Insiden ini juga menjadi topik diskusi di antara petugas polisi di kota, banyak yang percaya bahwa ini adalah konsekuensi dari dia melakukan penganiayaan terhadap praktisi Falun Gong.

Saudara perempuan Ren berkata, "Saya telah mendengar tentang 'Kebaikan mendapat balasan baik dan kejahatan mendapat ganjaran buruk'. Saya percaya sekarang."

Setelah kematiannya, Kementerian Keamanan Publik memujinya dan memproduksi serial televisi 21 episode berdasarkan kehidupannya.

Seorang penduduk setempat berkata, “Dengan mendistorsi cerita Ren sebagai propaganda untuk menipu lebih banyak orang, PKT hanya menambah dosa keluarga.”

Pada tanggal 29 Oktober 2008, suami Ren, Wei Chunxiao meninggal karena pendarahan otak pada usia 45 tahun. Mereka meninggalkan satu anak.

Warga setempat lainnya berkata, “Sangat menyedihkan bahwa orang-orang yang mengikuti PKT tidak hanya merugikan diri mereka sendiri, tetapi juga anggota keluarga mereka.”

Bahkan pejabat tinggi pun tidak bisa lepas dari konsekuensi tindakan mereka. Sun Lijun, mantan menteri Kementerian Keamanan Publik, pernah bertanggung jawab untuk menangani kasus-kasus ekonomi besar. Dia mengendalikan jaringan pengawasan dan data besar PKT, dan memimpin pemberlakuan program pemantauan kejamnya. Namun, pada awal 2020, Sun dicopot dari jabatannya dan diselidiki.

Melihat kembali sejarah, dari Nazi Jerman hingga Uni Soviet, orang-orang yang terlibat dalam kejahatan terhadap kemanusiaan selalu menemui jalan buntu, bahkan beberapa dekade kemudian. Hari ini, penganiayaan PKT terhadap praktisi Falun Gong yang mengikuti Sejati-Baik-Sabar adalah salah satu kejahatan semacam itu—dan yang terbaru dalam rantai panjang kampanye berdarah PKT sejak tahun 1940-an.

Untuk memastikan masa depan yang aman dan hati nurani yang bersih, yang terbaik adalah mengakui kejahatan rezim ini dan menjauhkan diri darinya.

Wu Ziyou, seorang petugas polisi, mengatakan dia telah menjadi roda penggerak dalam alat kebrutalan PKT.

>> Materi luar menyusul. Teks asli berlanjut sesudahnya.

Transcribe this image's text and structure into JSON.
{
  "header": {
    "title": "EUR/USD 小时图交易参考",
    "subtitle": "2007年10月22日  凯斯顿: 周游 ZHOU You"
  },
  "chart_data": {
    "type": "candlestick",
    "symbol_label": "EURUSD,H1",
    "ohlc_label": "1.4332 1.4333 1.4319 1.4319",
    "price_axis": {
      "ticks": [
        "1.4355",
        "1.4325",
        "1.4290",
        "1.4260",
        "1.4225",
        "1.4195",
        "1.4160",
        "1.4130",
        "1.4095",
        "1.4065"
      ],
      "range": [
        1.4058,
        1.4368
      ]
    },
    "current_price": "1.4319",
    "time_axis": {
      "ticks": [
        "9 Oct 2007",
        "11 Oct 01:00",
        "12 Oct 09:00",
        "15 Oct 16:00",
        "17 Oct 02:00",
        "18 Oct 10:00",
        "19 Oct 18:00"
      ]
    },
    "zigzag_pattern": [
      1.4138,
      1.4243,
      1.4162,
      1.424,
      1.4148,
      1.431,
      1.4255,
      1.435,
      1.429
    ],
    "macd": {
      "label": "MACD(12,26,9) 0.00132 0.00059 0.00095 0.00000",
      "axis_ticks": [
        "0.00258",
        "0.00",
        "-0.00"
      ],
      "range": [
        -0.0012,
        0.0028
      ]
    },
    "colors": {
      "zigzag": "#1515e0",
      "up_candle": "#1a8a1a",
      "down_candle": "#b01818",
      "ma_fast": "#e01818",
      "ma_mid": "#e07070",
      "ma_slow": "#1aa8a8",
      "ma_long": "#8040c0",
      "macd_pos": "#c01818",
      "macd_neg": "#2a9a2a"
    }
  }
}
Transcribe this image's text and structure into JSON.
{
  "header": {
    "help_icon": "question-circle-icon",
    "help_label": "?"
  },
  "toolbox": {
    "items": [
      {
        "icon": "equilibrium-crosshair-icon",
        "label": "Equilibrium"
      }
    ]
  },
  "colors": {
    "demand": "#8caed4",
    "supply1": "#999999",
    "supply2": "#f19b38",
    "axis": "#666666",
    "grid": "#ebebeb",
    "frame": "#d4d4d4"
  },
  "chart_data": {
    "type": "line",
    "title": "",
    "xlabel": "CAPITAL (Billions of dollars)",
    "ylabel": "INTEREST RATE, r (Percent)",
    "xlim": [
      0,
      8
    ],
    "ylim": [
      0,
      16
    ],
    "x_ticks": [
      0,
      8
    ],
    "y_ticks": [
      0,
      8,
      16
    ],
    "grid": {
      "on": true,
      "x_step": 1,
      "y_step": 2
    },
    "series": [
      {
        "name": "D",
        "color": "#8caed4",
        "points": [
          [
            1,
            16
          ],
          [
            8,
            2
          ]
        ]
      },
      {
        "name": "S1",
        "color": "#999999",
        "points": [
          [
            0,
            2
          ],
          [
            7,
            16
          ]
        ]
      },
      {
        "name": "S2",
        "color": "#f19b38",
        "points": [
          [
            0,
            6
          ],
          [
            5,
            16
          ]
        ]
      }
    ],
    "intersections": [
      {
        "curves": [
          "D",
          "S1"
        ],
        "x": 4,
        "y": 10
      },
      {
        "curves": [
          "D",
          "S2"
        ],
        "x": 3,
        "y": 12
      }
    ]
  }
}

Dia menulis dalam sebuah pernyataan untuk mundur dari PKT, “Saya menantikan kebebasan, tetapi kehidupan kerja saya telah menyandera saya. Tanpa kebebasan, bahkan napas saya terasa berat.”

“Menggunakan orang-orang Tiongkok sebagai alasan, rezim [PKT] ini telah melakukan kejahatan yang tak terhitung jumlahnya terhadap orang-orang Tiongkok. Itulah mengapa saya ingin memberitahu mereka yang masih tertipu dan ditekan oleh PKT untuk maju dan mengatakan tidak kepada rezim!”

Sebuah parade di luar Tiongkok menyerukan orang-orang agar menolak PKT. Spanduk itu berbunyi, "Mundur dari Partai akan menyelamatkan diri sendiri."